La longitud cuenta más que la complejidad. Una frase de cuatro o cinco palabras sin relación entre ellas resiste mejor que una palabra corta plagada de símbolos, y se retiene sin esfuerzo.
Un gestor de contraseñas resuelve el problema de una vez por todas: fabrica una diferente por servicio, y usted solo retiene una, la que abre el gestor.
Lo que hace débil una contraseña
| Práctica | Por qué cae |
|---|---|
| La misma en todas partes | Una sola fuga las abre todas |
| Una palabra del diccionario, aunque deformada | Las sustituciones habituales se prueban de oficio |
| Un nombre, una fecha, un nombre de empresa | Son los primeros intentos |
| Una palabra corta, muy compleja | La longitud pesa más que los símbolos |
| Escrita en un fichero o un cuaderno compartido | El secreto deja de serlo |
Su dirección electrónica es la llave maestra
Por ella pasan todos los restablecimientos de contraseña. Quien la controla controla el resto. Protéjala primero, active la doble autenticación en su proveedor de correo si existe, y manténgala al día en su área de cliente: una dirección abandonada es una puerta dejada abierta.
Reconocer un mensaje fraudulento
| Señal | Lo que revela |
|---|---|
| Una urgencia: suspensión inminente, último aviso | Se busca impedir la reflexión |
| Un enlace cuya dirección real no corresponde al dominio esperado | El fondo del procedimiento |
| Un dominio casi correcto: letra de más, guion añadido, extensión diferente | La imitación más eficaz |
| Un adjunto inesperado, sobre todo una factura | El vector habitual de los programas maliciosos |
| Una petición de contraseña, de código recibido por mensaje, o de datos bancarios | Ningún proveedor serio lo hace |
| Una fórmula de cortesía impersonal, o una lengua extrañamente torneada | Un envío masivo |
Nunca le pediremos su contraseña. Ni por correo, ni por teléfono, ni en un ticket. Ninguna de nuestras comunicaciones le pedirá tampoco pagar una factura por un medio inhabitual ni con urgencia.
El reflejo que protege
No haga clic; teclee la dirección usted mismo. Si un mensaje anuncia un problema en su cuenta, abra una nueva pestaña, escriba de memoria la dirección del área de cliente, y vaya a ver. Si el problema es real, estará allí. Si no está, el mensaje era falso.
Pasar el cursor sobre un enlace antes de hacer clic muestra su destino real en la parte inferior del navegador. En el teléfono, una pulsación larga hace lo mismo.
Si hizo clic, o introdujo algo
- Cambie la contraseña afectada, desde un dispositivo del que esté seguro, tecleando la dirección usted mismo.
- Cámbiela también en todos los sitios donde estaba reutilizada. Es el momento en que se mide el coste de la reutilización.
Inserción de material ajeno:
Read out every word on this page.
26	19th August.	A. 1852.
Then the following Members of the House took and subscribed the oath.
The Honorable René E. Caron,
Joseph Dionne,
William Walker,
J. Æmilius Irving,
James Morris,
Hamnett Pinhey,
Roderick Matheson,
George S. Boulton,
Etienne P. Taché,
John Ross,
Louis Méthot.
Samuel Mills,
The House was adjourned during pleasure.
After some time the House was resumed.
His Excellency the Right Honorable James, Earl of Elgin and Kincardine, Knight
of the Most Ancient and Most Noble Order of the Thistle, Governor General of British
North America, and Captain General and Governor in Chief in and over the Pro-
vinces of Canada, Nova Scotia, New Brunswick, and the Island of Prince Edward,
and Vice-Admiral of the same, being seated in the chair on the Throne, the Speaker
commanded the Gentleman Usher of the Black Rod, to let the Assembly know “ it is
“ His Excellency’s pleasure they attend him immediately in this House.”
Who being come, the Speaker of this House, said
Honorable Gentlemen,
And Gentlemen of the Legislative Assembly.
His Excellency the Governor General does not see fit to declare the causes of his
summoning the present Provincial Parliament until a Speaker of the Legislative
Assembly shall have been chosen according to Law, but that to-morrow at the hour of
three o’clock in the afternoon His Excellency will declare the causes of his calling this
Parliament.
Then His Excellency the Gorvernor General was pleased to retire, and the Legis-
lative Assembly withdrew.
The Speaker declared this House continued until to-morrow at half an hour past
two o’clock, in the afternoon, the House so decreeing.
- Compruebe lo que pudo modificarse: la dirección electrónica de la cuenta, las reglas de reenvío automático de su mensajería, las cuentas de administración de su sitio.
- Abra un ticket, aunque crea haberlo recuperado todo. Miraremos lo que se ha movido en el servicio.
Los accesos de su sitio
La cuenta de alojamiento no es la única a proteger. El panel de administración de su sitio es otro, a menudo peor guardado.
- Suprima las cuentas de antiguos proveedores o antiguos colaboradores.
- Una cuenta por persona, nunca una cuenta compartida: si no, nadie sabe ya quién hizo qué.
- Retire las extensiones y los temas que no usa, en vez de desactivarlos — vea Si su sitio ha sido comprometido.
- Mantenga el sistema y sus extensiones al día: la mayoría de las intrusiones pasa por una versión antigua y públicamente documentada.